ASU A.D. Anderson: New fee gives students more ownership of Sun Devil athletics
Apr 9, 2014, 8:28 PM | Updated: 8:51 pm
A lot has been made of a new $150 fee that will be imposed on Arizona State University students to help fund the athletic department.
“The thing that is really most positive about that is the students themselves were a big part of advocating for that,” ASU athletic director Ray Anderson told the Dan Bickley Show with Vince Marotta on Arizona Sports 98.7 FM Wednesday. “Because they know that in exchange for that, they will now have a significant say in the things that they would like to see in terms of the amenities that will benefit them.”
It will also benefit ASU, who will now have more money coming into its athletic department.
“They know that their support will help with facilities and amenities and the ability to market and do things more creatively that hopefully, at the end of the day, will give them a better experience not just in the football arena, but in everything they do and touch related to inter-collegiate athletics,” Anderson said. “It really is a win-win.”
Arizona State is not the only school to institute a fee of this nature. In fact, a good portion of the Pac-12’s schools already have something similar in place.
“This isn’t unique to us,” Anderson said. “It’s actually more the norm than the exception. We are, frankly, catching up.”
The first-year A.D. added that what this does is ultimately give the student body a feeling of partnership with the athletic department, as now they will now be more invested in what all of the school’s teams are doing.
“If you have already paid a student fee, then hopefully that will encourage them to say, ‘You know what, let’s not just go to football and basketball; let’s go see the softball and the tennis and the track and field and the sand volleyball and the swimming and diving. Hell, we’re making an investment in our student athlete and our athletic department, let’s go take advantage of it.'”
Anderson said the hope is that that will be one of the fees positive effects, and that the students, when discussions of the fee were going on, seemed excited to help market and support all of the school’s sports.
“I, as an incoming athletic director, I was floored by that excitement and enthusiasm,” Anderson said.
Of course, whenever a tax of sorts is levied — especially for something that not everyone will benefit from — there is always the chance that there will be some upset people.
After all, it does not matter if you care about the athletic department or not, you’re paying anyway.
That’s perhaps why not all schools have enacted such a fee, including the University of Arizona, where the school’s A.D. Greg Byrne has said the school has chosen not to do it.

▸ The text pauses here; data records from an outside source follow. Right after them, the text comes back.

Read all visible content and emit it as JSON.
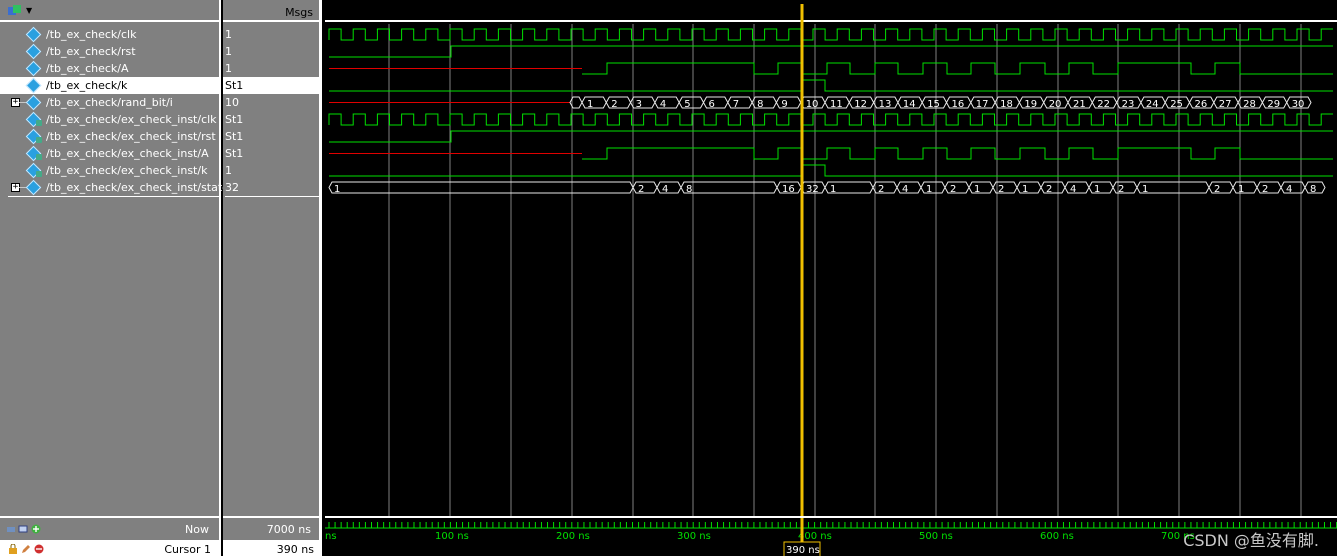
{
  "header": {
    "msgs_label": "Msgs"
  },
  "signals": [
    {
      "name": "/tb_ex_check/clk",
      "value": "1",
      "expandable": false,
      "instance": false
    },
    {
      "name": "/tb_ex_check/rst",
      "value": "1",
      "expandable": false,
      "instance": false
    },
    {
      "name": "/tb_ex_check/A",
      "value": "1",
      "expandable": false,
      "instance": false
    },
    {
      "name": "/tb_ex_check/k",
      "value": "St1",
      "expandable": false,
      "instance": false,
      "selected": true
    },
    {
      "name": "/tb_ex_check/rand_bit/i",
      "value": "10",
      "expandable": true,
      "instance": false
    },
    {
      "name": "/tb_ex_check/ex_check_inst/clk",
      "value": "St1",
      "expandable": false,
      "instance": true
    },
    {
      "name": "/tb_ex_check/ex_check_inst/rst",
      "value": "St1",
      "expandable": false,
      "instance": true
    },
    {
      "name": "/tb_ex_check/ex_check_inst/A",
      "value": "St1",
      "expandable": false,
      "instance": true
    },
    {
      "name": "/tb_ex_check/ex_check_inst/k",
      "value": "1",
      "expandable": false,
      "instance": true
    },
    {
      "name": "/tb_ex_check/ex_check_inst/state",
      "value": "32",
      "expandable": true,
      "instance": false
    }
  ],
  "bottom": {
    "now_label": "Now",
    "now_value": "7000 ns",
    "cursor_label": "Cursor 1",
    "cursor_value": "390 ns",
    "cursor_flag": "390 ns"
  },
  "timeline": {
    "tick_labels": [
      "ns",
      "100 ns",
      "200 ns",
      "300 ns",
      "",
      "500 ns",
      "600 ns",
      "700 ns"
    ],
    "cursor_axis_label": "400 ns"
  },
  "waves": {
    "rand_bit_i_labels": [
      "1",
      "2",
      "3",
      "4",
      "5",
      "6",
      "7",
      "8",
      "9",
      "10",
      "11",
      "12",
      "13",
      "14",
      "15",
      "16",
      "17",
      "18",
      "19",
      "20",
      "21",
      "22",
      "23",
      "24",
      "25",
      "26",
      "27",
      "28",
      "29",
      "30"
    ],
    "state_labels": [
      "1",
      "2",
      "4",
      "8",
      "16",
      "32",
      "1",
      "2",
      "4",
      "1",
      "2",
      "1",
      "2",
      "1",
      "2",
      "4",
      "1",
      "2",
      "1",
      "2",
      "1",
      "2",
      "4",
      "8"
    ]
  },
  "watermark": "CSDN @鱼没有脚.",
  "colors": {
    "wave_green": "#00e000",
    "wave_red": "#e00000",
    "cursor_yellow": "#f0c000",
    "grid": "#808080"
  }
}
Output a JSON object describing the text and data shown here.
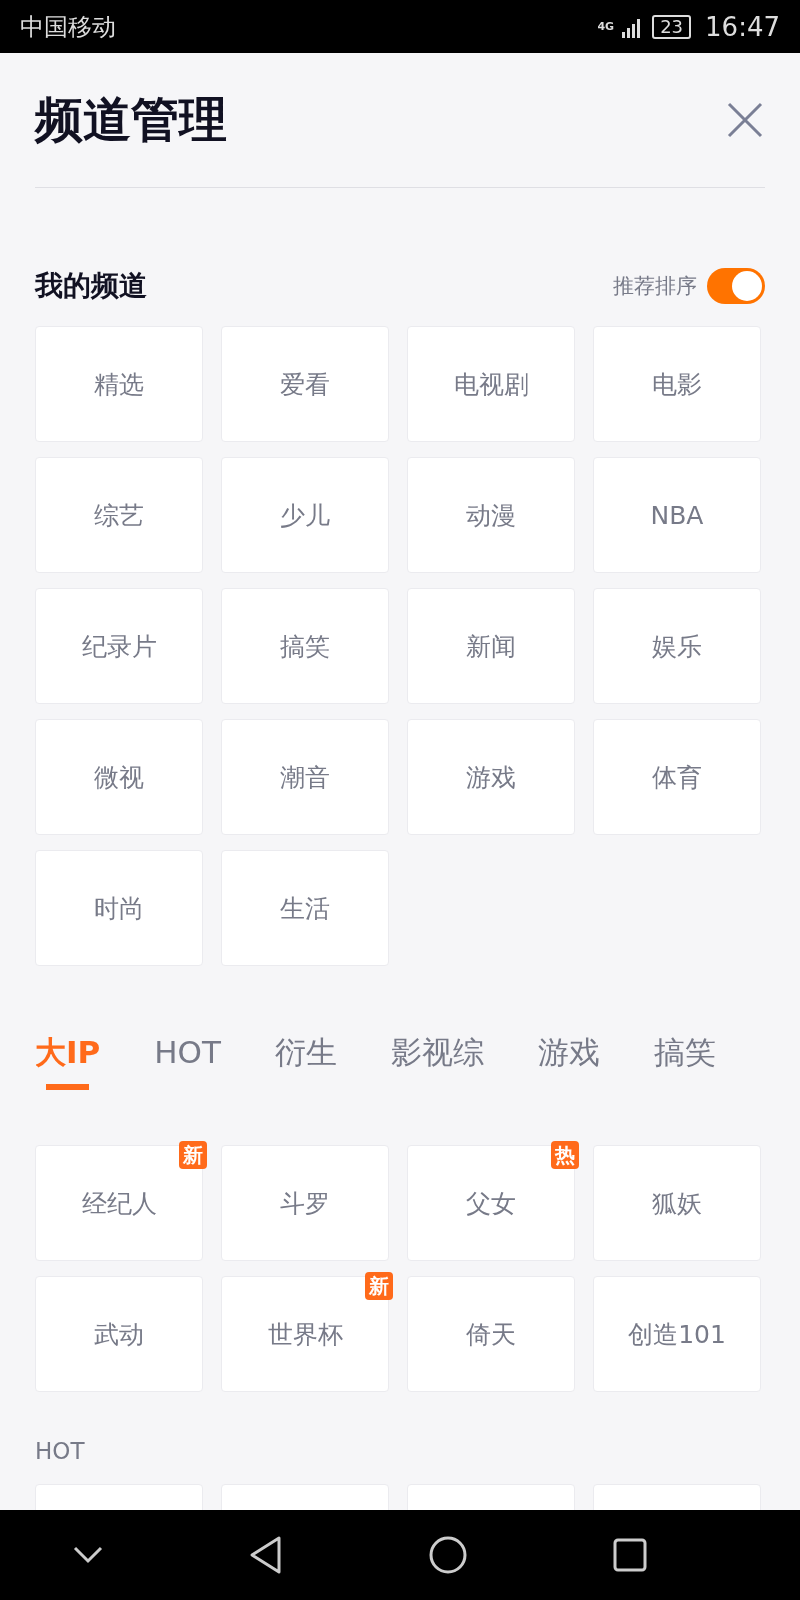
{
  "status_bar": {
    "carrier": "中国移动",
    "network": "4G",
    "battery": "23",
    "time": "16:47"
  },
  "header": {
    "title": "频道管理"
  },
  "my_channels": {
    "title": "我的频道",
    "sort_label": "推荐排序",
    "sort_on": true,
    "items": [
      {
        "label": "精选"
      },
      {
        "label": "爱看"
      },
      {
        "label": "电视剧"
      },
      {
        "label": "电影"
      },
      {
        "label": "综艺"
      },
      {
        "label": "少儿"
      },
      {
        "label": "动漫"
      },
      {
        "label": "NBA"
      },
      {
        "label": "纪录片"
      },
      {
        "label": "搞笑"
      },
      {
        "label": "新闻"
      },
      {
        "label": "娱乐"
      },
      {
        "label": "微视"
      },
      {
        "label": "潮音"
      },
      {
        "label": "游戏"
      },
      {
        "label": "体育"
      },
      {
        "label": "时尚"
      },
      {
        "label": "生活"
      }
    ]
  },
  "category_tabs": [
    {
      "label": "大IP",
      "selected": true
    },
    {
      "label": "HOT",
      "selected": false
    },
    {
      "label": "衍生",
      "selected": false
    },
    {
      "label": "影视综",
      "selected": false
    },
    {
      "label": "游戏",
      "selected": false
    },
    {
      "label": "搞笑",
      "selected": false
    }
  ],
  "ip_channels": [
    {
      "label": "经纪人",
      "badge": "新"
    },
    {
      "label": "斗罗"
    },
    {
      "label": "父女",
      "badge": "热"
    },
    {
      "label": "狐妖"
    },
    {
      "label": "武动"
    },
    {
      "label": "世界杯",
      "badge": "新"
    },
    {
      "label": "倚天"
    },
    {
      "label": "创造101"
    }
  ],
  "hot_section": {
    "title": "HOT"
  }
}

But Anderson said the fee, which passed with help from the school’s student government, has not been met with animosity or anger.
“Our students are supportive of it and as long as the ASU students, who are really the stakeholders, have supported it, really that is what is important,” he said. “We can show that this is the norm in most athletic departments, not the exception.
“So the fact that some schools would choose to not do this and do it another way, that’s their prerogative. But we don’t expect anything from our students but positive because they were a big part of leading the charge.”